Carbon doping in AlGaN/GaN power HEMTs is conventionally adopted to reduce buffer leakage and increase breakdown voltage. Unfortunately, C doping introduces acceptor-like traps in the buffer that cause on-resistance (RON) dispersion. Basically, this translates to a lower conductivity and slower speed of the device as a consequence of OFF/ON switching (and vice-versa).

Figure 1 Graphical representation of the “hole redistribution” model

The “hole redistribution” model – published on the IEEE Transactions on Electron Devices – explains the RON increase/decrease during stress/recovery tests at different temperatures with the following process.
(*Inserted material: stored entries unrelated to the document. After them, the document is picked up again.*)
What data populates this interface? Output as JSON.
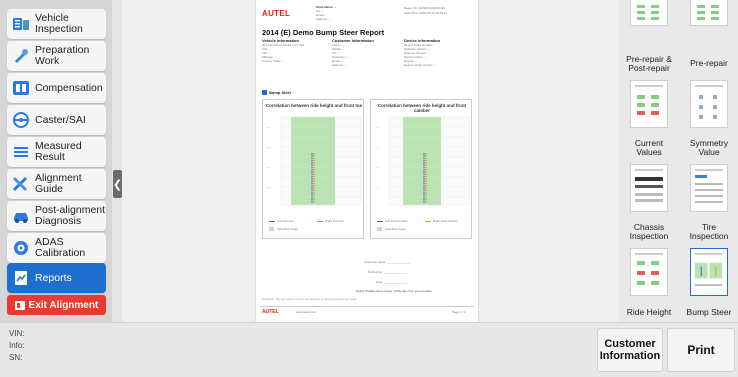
{
  "sidebar": {
    "items": [
      {
        "label": "Vehicle\nInspection",
        "l1": "Vehicle",
        "l2": "Inspection",
        "icon": "vehicle-inspection-icon"
      },
      {
        "l1": "Preparation",
        "l2": "Work",
        "icon": "wrench-icon"
      },
      {
        "l1": "Compensation",
        "l2": "",
        "icon": "compensation-icon"
      },
      {
        "l1": "Caster/SAI",
        "l2": "",
        "icon": "steering-wheel-icon"
      },
      {
        "l1": "Measured",
        "l2": "Result",
        "icon": "list-icon"
      },
      {
        "l1": "Alignment",
        "l2": "Guide",
        "icon": "tools-icon"
      },
      {
        "l1": "Post-alignment",
        "l2": "Diagnosis",
        "icon": "car-icon"
      },
      {
        "l1": "ADAS",
        "l2": "Calibration",
        "icon": "adas-icon"
      },
      {
        "l1": "Reports",
        "l2": "",
        "icon": "report-icon"
      }
    ],
    "exit_label": "Exit Alignment"
  },
  "report": {
    "brand": "AUTEL",
    "shop_name": "Shop Name: --",
    "shop_tel": "Tel: --",
    "shop_email": "Email: --",
    "shop_addr": "Address: --",
    "report_meta1": "Report ID: 2023061301010111",
    "report_meta2": "Date/Time: 2023-06-13 09:10:11",
    "title": "2014 (E) Demo Bump Steer Report",
    "vehicle_head": "Vehicle information",
    "vehicle_l1": "2014 (E) Demo Model 2.0T 4x4",
    "vehicle_l2": "VIN: --",
    "vehicle_l3": "Info: --",
    "vehicle_l4": "Mileage: --",
    "vehicle_l5": "License Plate: --",
    "customer_head": "Customer information",
    "customer_l1": "Owner: --",
    "customer_l2": "Mobile: --",
    "customer_l3": "Tel: --",
    "customer_l4": "Company: --",
    "customer_l5": "Email: --",
    "customer_l6": "Address: --",
    "device_head": "Device information",
    "device_l1": "Report Index Number: --",
    "device_l2": "Software Version: --",
    "device_l3": "Scanner Version: --",
    "device_l4": "Serial number: --",
    "device_l5": "Engine: --",
    "device_l6": "Engine serial number: --",
    "section": "Bump Steer",
    "chart1_title": "Correlation between ride height and front toe",
    "chart2_title": "Correlation between ride height and front camber",
    "legend1_left": "Left front toe",
    "legend1_right": "Right front toe",
    "legend1_spec": "Specified range",
    "legend2_left": "Left front camber",
    "legend2_right": "Right front camber",
    "legend2_spec": "Specified range",
    "sig_customer": "Customer name: ______________",
    "sig_tech": "Technician: ______________",
    "sig_date": "Date: ______________",
    "note": "Notice: Please save a copy of this report for your records.",
    "disclaimer": "Disclaimer: The test report is only for the reference of vehicle inspection and repair.",
    "footer_brand": "AUTEL",
    "footer_url": "www.autel.com",
    "footer_page": "Page 1 / 1"
  },
  "colors": {
    "accent": "#1e6fd0",
    "exit": "#e83a2f",
    "brand": "#e2231a",
    "spec_band": "#b9e3b0",
    "series_left": "#3a5fd0",
    "series_right": "#e09a2a"
  },
  "thumbnails": [
    {
      "label": "",
      "l1": "",
      "l2": ""
    },
    {
      "l1": "",
      "l2": ""
    },
    {
      "l1": "Pre-repair &",
      "l2": "Post-repair"
    },
    {
      "l1": "Pre-repair",
      "l2": ""
    },
    {
      "l1": "Current",
      "l2": "Values"
    },
    {
      "l1": "Symmetry",
      "l2": "Value"
    },
    {
      "l1": "Chassis",
      "l2": "Inspection"
    },
    {
      "l1": "Tire",
      "l2": "Inspection"
    },
    {
      "l1": "Ride Height",
      "l2": ""
    },
    {
      "l1": "Bump Steer",
      "l2": ""
    }
  ],
  "bottom": {
    "vin": "VIN:",
    "info": "Info:",
    "sn": "SN:",
    "customer_btn_l1": "Customer",
    "customer_btn_l2": "Information",
    "print_btn": "Print"
  }
}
During stress, compare panel a and b in Figure 1, C-related traps emit holes to GaN valence band (which is accelerated by temperature) that then drift in the buffer away from the channel, thus leaving behind negatively ionized traps that reduce the electron concentration in the channel (i.e., increase RON). During recovery (i.e., the process after removing the applied stress), see panel c in the figure, the re-distributed holes get emitted by traps deeper in the buffer (that got occupied during stress) and get re-trapped by states near the channel/buffer interface (that emitted them in the first place) thus restoring the initial electron concentration in the channel.

Figure 2 RON variations (normalized w.r.t. the pre-stress value) during stress (a, c) and consequent recovery (b, d) experiments and simulations carried out at different temperatures (see legend). Stress/Recovery conditions are (VG, VD, VB) = (0, 0, -25) V, and (VG, VD, VB) = (0, 0.5, 0) V, respectively.

The results obtained by the model are compared with experimental data in Figure 2. The proposed model: solves the puzzle of the activation energy being the same in both stress/recovery phases, and explains the full recovery of the RON after the complete stress-and-recovery cycle in the analyzed devices.